Por mais que queiram a condenação e prisão de Jair Bolsonaro (PL), o presidente Lula (PT) e aliados sabem que o governador de São Paulo, Tarcísio de Freitas (Republicanos), será um adversário difícil de ser batido em 2026.
Ainda que se esforce para se mostrar fiel ao ex-presidente, Tarcísio transita numa faixa mais ampla, menos identificada com o ardor de viés religioso que cerca o ex-capitão. Não é à toa que partidos do Centrão vibram com a possibilidade de ter o governador como candidato — veem nele o nome capaz de manter o eleitorado de extrema direita, de agregar setores mais equilibrados e de personificar algo equivalente à quadratura do círculo, um bolsonarismo não radical.
Essa capacidade de Tarcísio é o que mais preocupa o Planalto. Seu perfil, em tese, tiraria a chance de Lula, a exemplo do que fez em 2022, apresentar-se ao eleitorado como alguém mais moderado que o adversário. Num país ainda polarizado, sai na frente aquele que demonstrar maior capacidade de aglutinar quem não está fechado com um lado ou com o outro.
A grande dificuldade de Tarcísio é de equilibrar uma suposta moderação com a necessidade de continuar a alimentar o ódio das hostes bolsonaristas, que tende a crescer com as prováveis decisões adversas do Supremo Tribunal Federal.
Até aqui, o governador tem conseguido fazer o papel do macaquinho que, segundo o grande João Saldanha, namorava a girafa: subia o pescoço da amada para sapecar um beijinho em sua boca e descia correndo para pegar numa de suas patinhas.
Visto com desconfiança pelos bolsonaristas-raiz, Tarcísio alterna momentos de civilidade — se reúne com Lula, assina acordos com o governo federal — com exibições de posições na linha pega-mata-come: mantém Guilherme Derrite à frente da secretaria de Segurança Pública, defendeu Bolsonaro no STF e marcou presença nos atos pró-anistia de acusados e condenados pela tentativa golpista.
A camisa azul da seleção brasileira usada pelo governador nessas manifestações exemplifica bem a dualidade. Ele fez questão de usar a vestimenta apropriada pela extrema direita, mas não em sua versão clássica, amarela. Como na velha canção, Tarcísio vestiu azul, o uniforme reserva, praticamente uma metáfora de sua situação no bolsonarismo.

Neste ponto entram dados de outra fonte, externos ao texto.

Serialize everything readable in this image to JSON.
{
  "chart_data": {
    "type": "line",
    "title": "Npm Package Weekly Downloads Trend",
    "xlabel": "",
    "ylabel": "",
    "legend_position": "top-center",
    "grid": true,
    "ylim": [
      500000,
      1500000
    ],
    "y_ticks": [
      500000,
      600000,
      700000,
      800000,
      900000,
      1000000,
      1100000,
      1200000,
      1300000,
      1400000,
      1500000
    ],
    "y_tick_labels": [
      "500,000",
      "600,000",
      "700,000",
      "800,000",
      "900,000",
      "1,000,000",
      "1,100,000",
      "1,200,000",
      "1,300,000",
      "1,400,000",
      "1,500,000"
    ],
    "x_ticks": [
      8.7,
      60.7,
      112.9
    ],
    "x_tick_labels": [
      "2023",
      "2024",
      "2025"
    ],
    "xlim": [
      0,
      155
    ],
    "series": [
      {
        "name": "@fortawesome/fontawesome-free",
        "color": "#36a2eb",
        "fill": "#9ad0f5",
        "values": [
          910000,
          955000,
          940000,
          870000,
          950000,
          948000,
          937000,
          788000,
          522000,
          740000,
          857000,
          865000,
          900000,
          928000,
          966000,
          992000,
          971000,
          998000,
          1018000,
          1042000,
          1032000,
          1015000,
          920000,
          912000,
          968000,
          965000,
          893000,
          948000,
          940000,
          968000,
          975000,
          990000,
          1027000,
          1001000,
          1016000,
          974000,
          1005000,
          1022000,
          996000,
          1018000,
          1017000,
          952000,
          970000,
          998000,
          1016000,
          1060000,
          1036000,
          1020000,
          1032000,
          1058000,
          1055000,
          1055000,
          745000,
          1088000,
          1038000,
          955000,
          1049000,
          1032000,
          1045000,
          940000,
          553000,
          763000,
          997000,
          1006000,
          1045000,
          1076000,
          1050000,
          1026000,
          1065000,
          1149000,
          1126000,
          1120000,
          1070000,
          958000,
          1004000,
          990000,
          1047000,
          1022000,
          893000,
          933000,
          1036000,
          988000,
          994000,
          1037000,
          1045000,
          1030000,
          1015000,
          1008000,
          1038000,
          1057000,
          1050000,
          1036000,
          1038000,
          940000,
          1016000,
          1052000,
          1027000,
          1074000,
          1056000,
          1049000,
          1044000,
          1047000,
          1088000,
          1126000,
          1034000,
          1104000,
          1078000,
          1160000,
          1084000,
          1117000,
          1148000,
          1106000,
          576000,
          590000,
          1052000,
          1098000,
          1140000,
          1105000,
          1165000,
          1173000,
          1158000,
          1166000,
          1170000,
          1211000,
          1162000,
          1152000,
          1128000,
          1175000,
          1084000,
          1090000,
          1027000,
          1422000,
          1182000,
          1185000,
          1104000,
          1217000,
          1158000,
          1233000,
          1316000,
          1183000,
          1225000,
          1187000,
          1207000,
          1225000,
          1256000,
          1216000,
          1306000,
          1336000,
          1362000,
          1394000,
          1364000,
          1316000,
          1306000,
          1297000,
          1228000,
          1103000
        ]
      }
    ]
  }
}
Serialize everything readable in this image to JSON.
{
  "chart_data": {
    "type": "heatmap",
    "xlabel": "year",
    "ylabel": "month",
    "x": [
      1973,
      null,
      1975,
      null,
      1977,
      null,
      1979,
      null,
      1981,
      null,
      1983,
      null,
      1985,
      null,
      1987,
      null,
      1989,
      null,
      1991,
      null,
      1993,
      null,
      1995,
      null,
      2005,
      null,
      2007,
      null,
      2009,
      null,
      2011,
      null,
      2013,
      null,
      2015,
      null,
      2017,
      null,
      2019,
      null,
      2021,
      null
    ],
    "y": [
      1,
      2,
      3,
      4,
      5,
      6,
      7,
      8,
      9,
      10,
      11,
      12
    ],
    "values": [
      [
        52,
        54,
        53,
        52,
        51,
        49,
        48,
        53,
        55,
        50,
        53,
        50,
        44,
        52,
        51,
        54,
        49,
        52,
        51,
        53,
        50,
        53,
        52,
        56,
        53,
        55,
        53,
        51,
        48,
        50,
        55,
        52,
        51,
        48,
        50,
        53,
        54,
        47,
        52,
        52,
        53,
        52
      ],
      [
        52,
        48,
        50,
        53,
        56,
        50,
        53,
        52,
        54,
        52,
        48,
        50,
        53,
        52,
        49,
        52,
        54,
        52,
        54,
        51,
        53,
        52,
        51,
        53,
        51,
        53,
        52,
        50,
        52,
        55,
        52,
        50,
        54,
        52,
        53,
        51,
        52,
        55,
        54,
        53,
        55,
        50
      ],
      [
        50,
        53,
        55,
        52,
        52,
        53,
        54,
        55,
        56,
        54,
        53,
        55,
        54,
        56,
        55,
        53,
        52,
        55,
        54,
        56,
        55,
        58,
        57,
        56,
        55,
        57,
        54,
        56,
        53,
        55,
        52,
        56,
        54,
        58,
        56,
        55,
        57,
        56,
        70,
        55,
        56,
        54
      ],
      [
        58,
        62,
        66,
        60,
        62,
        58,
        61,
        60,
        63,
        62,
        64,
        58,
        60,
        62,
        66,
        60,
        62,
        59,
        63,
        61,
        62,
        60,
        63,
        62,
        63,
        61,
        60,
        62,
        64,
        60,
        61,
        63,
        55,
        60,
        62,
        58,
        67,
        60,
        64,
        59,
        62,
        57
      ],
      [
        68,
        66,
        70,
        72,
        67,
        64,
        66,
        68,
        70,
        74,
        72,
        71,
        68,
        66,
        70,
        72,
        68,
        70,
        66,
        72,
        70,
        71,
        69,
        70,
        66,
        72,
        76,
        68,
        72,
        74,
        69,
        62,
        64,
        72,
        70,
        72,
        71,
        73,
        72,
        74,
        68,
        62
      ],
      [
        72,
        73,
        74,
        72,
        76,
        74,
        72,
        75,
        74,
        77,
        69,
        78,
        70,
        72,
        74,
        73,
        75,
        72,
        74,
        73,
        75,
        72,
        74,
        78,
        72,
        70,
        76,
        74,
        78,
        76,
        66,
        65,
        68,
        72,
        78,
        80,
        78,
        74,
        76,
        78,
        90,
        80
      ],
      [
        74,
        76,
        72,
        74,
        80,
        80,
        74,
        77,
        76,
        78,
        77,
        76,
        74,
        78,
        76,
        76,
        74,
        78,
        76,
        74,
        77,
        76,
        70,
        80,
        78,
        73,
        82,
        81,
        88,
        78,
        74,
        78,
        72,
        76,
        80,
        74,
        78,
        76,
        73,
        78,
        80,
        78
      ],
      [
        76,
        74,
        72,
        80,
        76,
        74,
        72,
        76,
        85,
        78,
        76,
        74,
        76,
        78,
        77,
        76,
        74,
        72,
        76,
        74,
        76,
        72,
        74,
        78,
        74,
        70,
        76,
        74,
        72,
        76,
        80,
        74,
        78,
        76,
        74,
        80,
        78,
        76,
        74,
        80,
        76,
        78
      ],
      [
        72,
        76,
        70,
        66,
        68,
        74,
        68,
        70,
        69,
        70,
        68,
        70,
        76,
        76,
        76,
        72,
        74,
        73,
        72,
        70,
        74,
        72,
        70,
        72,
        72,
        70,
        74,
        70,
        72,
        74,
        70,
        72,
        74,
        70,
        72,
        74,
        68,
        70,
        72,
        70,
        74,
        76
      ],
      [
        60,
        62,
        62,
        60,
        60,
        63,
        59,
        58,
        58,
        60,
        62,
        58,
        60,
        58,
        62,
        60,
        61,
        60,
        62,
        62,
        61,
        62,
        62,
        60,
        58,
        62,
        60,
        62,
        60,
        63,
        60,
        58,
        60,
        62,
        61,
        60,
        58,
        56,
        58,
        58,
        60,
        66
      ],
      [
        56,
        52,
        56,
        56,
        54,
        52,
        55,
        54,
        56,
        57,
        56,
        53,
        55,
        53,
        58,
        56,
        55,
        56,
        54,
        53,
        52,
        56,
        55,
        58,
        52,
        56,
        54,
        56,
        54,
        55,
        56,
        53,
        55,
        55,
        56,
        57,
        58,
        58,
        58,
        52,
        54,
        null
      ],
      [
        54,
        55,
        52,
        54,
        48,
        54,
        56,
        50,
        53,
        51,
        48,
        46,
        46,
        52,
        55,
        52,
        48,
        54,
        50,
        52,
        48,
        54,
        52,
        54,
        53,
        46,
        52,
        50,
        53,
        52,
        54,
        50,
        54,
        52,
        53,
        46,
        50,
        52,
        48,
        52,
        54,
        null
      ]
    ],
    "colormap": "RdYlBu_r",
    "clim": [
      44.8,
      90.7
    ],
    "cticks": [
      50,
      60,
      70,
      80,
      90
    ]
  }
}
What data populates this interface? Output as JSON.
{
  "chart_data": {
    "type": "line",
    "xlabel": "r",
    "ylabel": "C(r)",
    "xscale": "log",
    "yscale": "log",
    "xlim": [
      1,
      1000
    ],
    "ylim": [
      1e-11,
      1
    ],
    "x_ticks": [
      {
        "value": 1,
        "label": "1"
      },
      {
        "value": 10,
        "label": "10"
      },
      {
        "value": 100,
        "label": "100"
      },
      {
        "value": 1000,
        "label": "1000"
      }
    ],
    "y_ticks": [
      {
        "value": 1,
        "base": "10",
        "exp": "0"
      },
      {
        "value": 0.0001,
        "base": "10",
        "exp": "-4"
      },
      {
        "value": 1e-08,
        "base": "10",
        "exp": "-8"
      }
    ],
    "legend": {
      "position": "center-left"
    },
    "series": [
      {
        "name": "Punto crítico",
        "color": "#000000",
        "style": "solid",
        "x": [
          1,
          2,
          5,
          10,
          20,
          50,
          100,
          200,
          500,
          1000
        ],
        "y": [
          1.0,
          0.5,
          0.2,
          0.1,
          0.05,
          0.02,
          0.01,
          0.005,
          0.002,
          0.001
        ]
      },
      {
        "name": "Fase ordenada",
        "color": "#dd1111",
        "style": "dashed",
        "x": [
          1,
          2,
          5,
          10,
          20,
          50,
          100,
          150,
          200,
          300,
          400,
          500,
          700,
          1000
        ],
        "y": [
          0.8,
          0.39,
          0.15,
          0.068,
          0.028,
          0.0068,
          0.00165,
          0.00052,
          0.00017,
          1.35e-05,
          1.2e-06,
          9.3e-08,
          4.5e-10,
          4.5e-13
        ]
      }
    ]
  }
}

A aposta é arriscada, mas ele parece não ter outra saída. Seria arriscado tentar procurar se mostrar como terceira via, a menos que Bolsonaro, impedido de disputar a eleição, force a barra para impor uma candidatura da família, a mulher, Michelle, ou o filho Eduardo.
Nesse caso, Tarcísio tende a optar pela busca da reeleição ao Palácio Bandeirantes, o problema será resistir às pressões para que, mesmo assim, aponte seu foco para o Planalto: por mais que não gostem de Lula, empresários, em especial do mercado financeiro, preferem não encarar um novo ciclo bolsonarista no comando do país.
Fiel aos seus princípios, o Centrão também rejeita a mulher e filhos do ex-presidente — detesta sustos, freios de arrumação e cavalos de pau; mudanças bruscas que prejudicam a tranquilidade necessária para a política e para os negócios. Graças à apatia de Bolsonaro para atividades-fim da Presidência, partidos do grupo conseguiram mandar no governo anterior, mas se sentiriam muito mais tranquilos num ambiente menos tensionado.
Até aqui, Tarcísio mantém o discurso de que vai se procurar renovar seu mandato de governador e trata de ajeitar alguns detalhes. Perdeu mais de 20 quilos, trata de levar a mulher, Cristiane Freitas, para participar de eventos. Sabe que a imagem de casal unido e feliz é importante numa eleição.
Como quem não quer nada, finge que acompanha a disputa pelo Planalto como quem come pipoca na arquibancada. Mas está pronto para entrar em campo — veste azul, mas, diferentemente do personagem da música de Ary Barroso, sabe que não pode botar fogo na camisa amarela.